During its inception, the internet was seen as a vital instrument for democracy and equality. In 2020, amidst a global pandemic and racial inequalities that are very much still alive, it is time to ask: Whose stories are told and who is telling these stories on the internet? And how do Artificial Intelligence, Algorithms and Bots shape our view of the world and perpetuate racisms? This is where the new Goethe-Institut project “Decolonise The Internet” sees its core.
Wikipedia Competition: Editing & TranslatingAfter a successful kick-off with an Edit-A-Thon, we are now organizing a Wikipedia competition: we are looking for the best new articles and translations with African content on the wikipedia! You could either translate an already existing English article into one of the South African languages present on the Wikipedia* or create a completely new article in these languages. The best articles and translations stand a chance to win a brand-new laptop or tablet!
We are hoping to increase the amount of articles in African languages and on African topics written by Africans on the Wikipedia. The articles can be about anything related to Africa - from a topic like lobola practices in Southern Africa or the “Urban Zulu” album by the late Busi Mhlongo to forgotten figures of the struggle, it is up to you and your interests.
An independent jury of experienced Wikipedians will judge the entries on the following: Word count (minimum of 100 words), Presence of links to other pages and info box, Use of references and correct categorisation.
Let’s work together on making the internet a more equal and representative place!
The competition will take place from 27 July to 15 August. To register, please fill in the form found here. Deadline for registration is 8th of August!

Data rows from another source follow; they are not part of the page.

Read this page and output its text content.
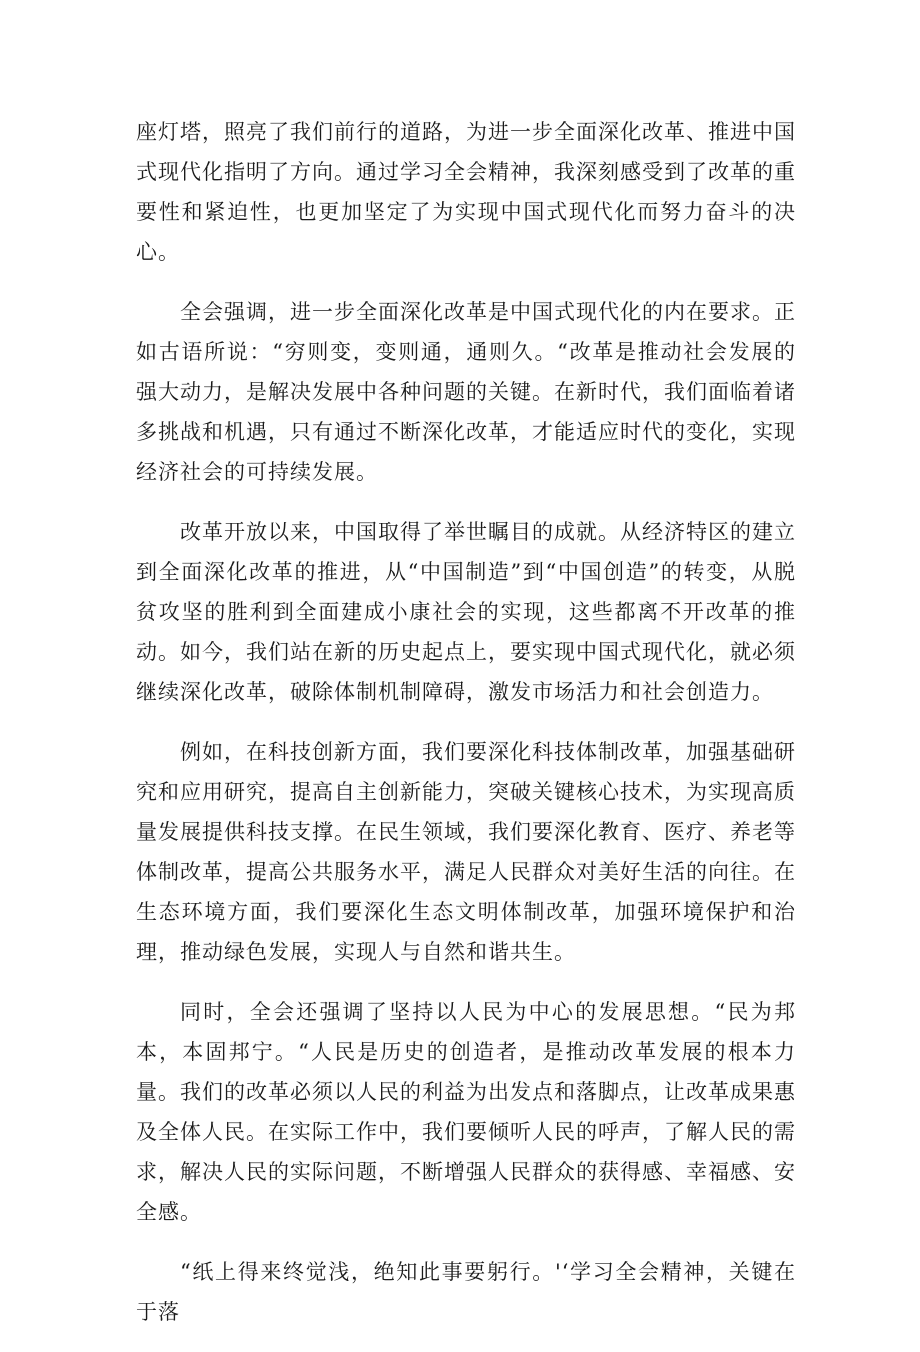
座灯塔，照亮了我们前行的道路，为进一步全面深化改革、推进中国式现代化指明了方向。通过学习全会精神，我深刻感受到了改革的重要性和紧迫性，也更加坚定了为实现中国式现代化而努力奋斗的决心。

全会强调，进一步全面深化改革是中国式现代化的内在要求。正如古语所说：“穷则变，变则通，通则久。“改革是推动社会发展的强大动力，是解决发展中各种问题的关键。在新时代，我们面临着诸多挑战和机遇，只有通过不断深化改革，才能适应时代的变化，实现经济社会的可持续发展。

改革开放以来，中国取得了举世瞩目的成就。从经济特区的建立到全面深化改革的推进，从“中国制造”到“中国创造”的转变，从脱贫攻坚的胜利到全面建成小康社会的实现，这些都离不开改革的推动。如今，我们站在新的历史起点上，要实现中国式现代化，就必须继续深化改革，破除体制机制障碍，激发市场活力和社会创造力。

例如，在科技创新方面，我们要深化科技体制改革，加强基础研究和应用研究，提高自主创新能力，突破关键核心技术，为实现高质量发展提供科技支撑。在民生领域，我们要深化教育、医疗、养老等体制改革，提高公共服务水平，满足人民群众对美好生活的向往。在生态环境方面，我们要深化生态文明体制改革，加强环境保护和治理，推动绿色发展，实现人与自然和谐共生。

同时，全会还强调了坚持以人民为中心的发展思想。“民为邦本，本固邦宁。“人民是历史的创造者，是推动改革发展的根本力量。我们的改革必须以人民的利益为出发点和落脚点，让改革成果惠及全体人民。在实际工作中，我们要倾听人民的呼声，了解人民的需求，解决人民的实际问题，不断增强人民群众的获得感、幸福感、安全感。

“纸上得来终觉浅，绝知此事要躬行。'‘学习全会精神，关键在于落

*At the moment, the available South African languages on the Wikipedia are Afrikaans, isiXhosa, isiZulu, seSotho, seSotho sa leboa, seTswana, siSwati, tshiVenda and xiTsonga.
The Goethe-Institut’s new programme “Decolonise the Internet” focuses on bridging the unequal representation of voices from the Global South on the internet and aims to increase awareness on how AI and algorhythms might perpetuate racisms. The projects takes place in ten different countries in sub-Saharan Africa and has different formats, such as edit-a-thons, podcasts and texts. In South Africa, the Goethe-Instiut has partnered with the WikimediaZA Foundation and Whose Knowledge.